Seiko Introduces the Presage Spring Drive Enamel Dial

High-tech mechanics and fired enamel.

Seiko has cultivated its Presage collection as one that offers watches featuring dials decorated with artisanal techniques like Shippo enamel or Arita porcelain, but at extremely affordable prices.

Now Seiko has just rolled out the first-ever Presage watches powered by the brand’s best-known innovation – the Spring Drive, an electronically regulated mechanical movement previously only found in Credor, Grand Seiko and Prospex watches. And the Spring Drive has been combined with a decidedly more traditional face, with both new models featuring vitreous enamel dials.

Available in either white or black, the enamel dials are once again produced by master craftsman Mitsuru Yokosawa and his team, who are adept at producing enamel dials of high-quality and in large quantities, but relatively low prices.

The clean and slightly retro dial design, however, is the work of the design studio founded by Japanese industrial designer Riki Watanabe. After his death in 2013, the design of his work was entrusted to his colleague, who stuck closely to Watanabe’s ideals of functionality and beauty in the conception of the watch.

The dial is characterised by a striking clarity thanks to the high contrast between the hands, hour markers and dial, as well as Arabic numerals in Didoni typeface, a favourite of Watanabe.

Notably, the date is properly integrated into the dial design with a date wheel that matches the colour of the dial, while the combination of the contrasting frame and date numeral matches well with the weight of the other Didoni numerals.

Because of the use of a Spring Drive cal. 5R65 movement, the dial has a familiar layout, with the signature feature of the Spring Drive: a prominent power reserve display in between seven and eight o’clock.

As with the standard automatic Presage, the case is in stainless steel and measures 40mm wide. But unlike other Presage models, the lugs of the case are slim and angular, which corresponds well with the stark colours and clean lines of the dial.

Spring Drive

Visible through the sapphire caseback, the Spring Drive movement is self-winding but can be manually wound with the crown as with any mechanical movement.

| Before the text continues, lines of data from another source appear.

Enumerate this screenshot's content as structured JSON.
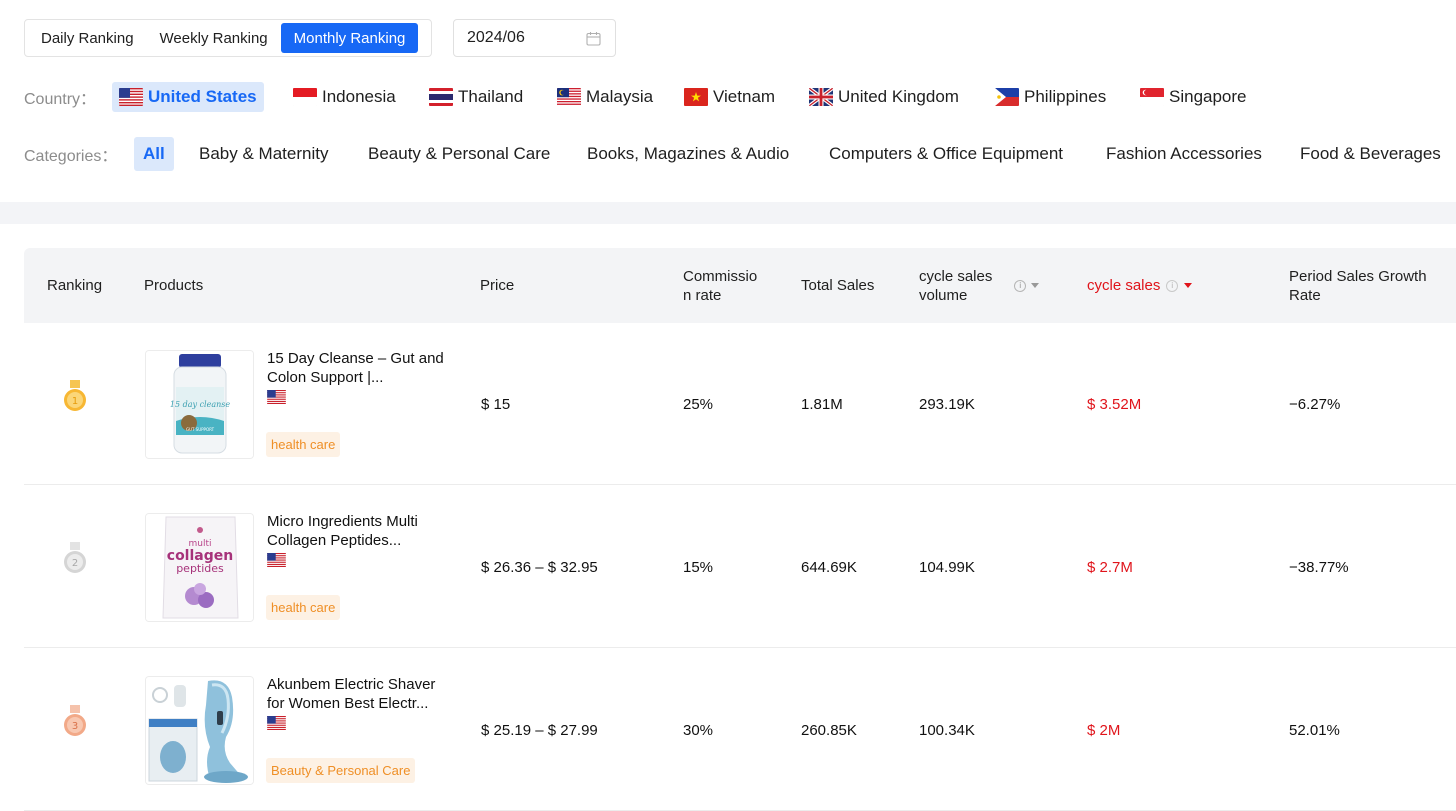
{
  "ranking_tabs": [
    {
      "label": "Daily Ranking",
      "active": false
    },
    {
      "label": "Weekly Ranking",
      "active": false
    },
    {
      "label": "Monthly Ranking",
      "active": true
    }
  ],
  "date_picker": {
    "value": "2024/06",
    "icon": "calendar-icon"
  },
  "country": {
    "label": "Country：",
    "items": [
      {
        "label": "United States",
        "flag": "us",
        "active": true
      },
      {
        "label": "Indonesia",
        "flag": "id",
        "active": false
      },
      {
        "label": "Thailand",
        "flag": "th",
        "active": false
      },
      {
        "label": "Malaysia",
        "flag": "my",
        "active": false
      },
      {
        "label": "Vietnam",
        "flag": "vn",
        "active": false
      },
      {
        "label": "United Kingdom",
        "flag": "gb",
        "active": false
      },
      {
        "label": "Philippines",
        "flag": "ph",
        "active": false
      },
      {
        "label": "Singapore",
        "flag": "sg",
        "active": false
      }
    ]
  },
  "categories": {
    "label": "Categories：",
    "items": [
      {
        "label": "All",
        "active": true
      },
      {
        "label": "Baby & Maternity",
        "active": false
      },
      {
        "label": "Beauty & Personal Care",
        "active": false
      },
      {
        "label": "Books, Magazines & Audio",
        "active": false
      },
      {
        "label": "Computers & Office Equipment",
        "active": false
      },
      {
        "label": "Fashion Accessories",
        "active": false
      },
      {
        "label": "Food & Beverages",
        "active": false
      }
    ]
  },
  "table": {
    "headers": {
      "ranking": "Ranking",
      "products": "Products",
      "price": "Price",
      "commission_line1": "Commissio",
      "commission_line2": "n rate",
      "total_sales": "Total Sales",
      "cycle_volume_line1": "cycle sales",
      "cycle_volume_line2": "volume",
      "cycle_sales": "cycle sales",
      "growth_line1": "Period Sales Growth",
      "growth_line2": "Rate"
    },
    "rows": [
      {
        "rank": "1",
        "medal": "gold",
        "name": "15 Day Cleanse – Gut and Colon Support |...",
        "tag": "health care",
        "price": "$ 15",
        "commission": "25%",
        "total_sales": "1.81M",
        "cycle_volume": "293.19K",
        "cycle_sales": "$ 3.52M",
        "growth": "−6.27%"
      },
      {
        "rank": "2",
        "medal": "silver",
        "name": "Micro Ingredients Multi Collagen Peptides...",
        "tag": "health care",
        "price": "$ 26.36 – $ 32.95",
        "commission": "15%",
        "total_sales": "644.69K",
        "cycle_volume": "104.99K",
        "cycle_sales": "$ 2.7M",
        "growth": "−38.77%"
      },
      {
        "rank": "3",
        "medal": "bronze",
        "name": "Akunbem Electric Shaver for Women Best Electr...",
        "tag": "Beauty & Personal Care",
        "price": "$ 25.19 – $ 27.99",
        "commission": "30%",
        "total_sales": "260.85K",
        "cycle_volume": "100.34K",
        "cycle_sales": "$ 2M",
        "growth": "52.01%"
      }
    ]
  },
  "colors": {
    "accent": "#1768f5",
    "active_bg": "#dbe8fb",
    "highlight_red": "#e0141b",
    "tag_bg": "#fdf1e4",
    "tag_text": "#ef8f26"
  },
  "thumbnails": {
    "row1": {
      "brand_text": "15 day cleanse",
      "label_text": "GUT SUPPORT"
    },
    "row2": {
      "line1": "multi",
      "line2": "collagen",
      "line3": "peptides"
    }
  }
}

At its core, the Spring Drive combines a traditional mainspring and gear train with a technically advanced regulator. Instead of an escapement, the Spring Drive utilises a unidirectional glide that makes eight revolutions a second. The glide wheel is connected to the gear train and is responsible for showing the time on the hands.

The motion of the glide wheel also generates a tiny amount of electrical energy that powers a quartz oscillator and integrated circuit (IC). The IC monitors the speed of the glide wheel and references it against the time signal from the quartz oscillator, and when necessary, uses two electromagnets that brake the glide wheel when it spins too quickly.

The regulator is thus the only electronic component of the watch, the rest are entirely mechanical. The seconds hand of the watch therefore doesn’t tick and instead glides smoothly. As such, the Spring Drive runs within a second a day, and a maximum of 15 seconds a month.

Key facts

Reference: SNR037 (white dial) and SNR039 (black dial)
Diameter: 40mm
Material: Stainless steel
Water resistance: 100m

Movement: Spring Drive Caliber 5R65
Functions: Hours, minutes seconds; date; power reserve indicator
Winding: Automatic
Power reserve: 72 hours

Strap: Cordovan strap with three-fold clasp

Price and availability

The Presage Spring Drive is priced at €4,650 and will be available from October.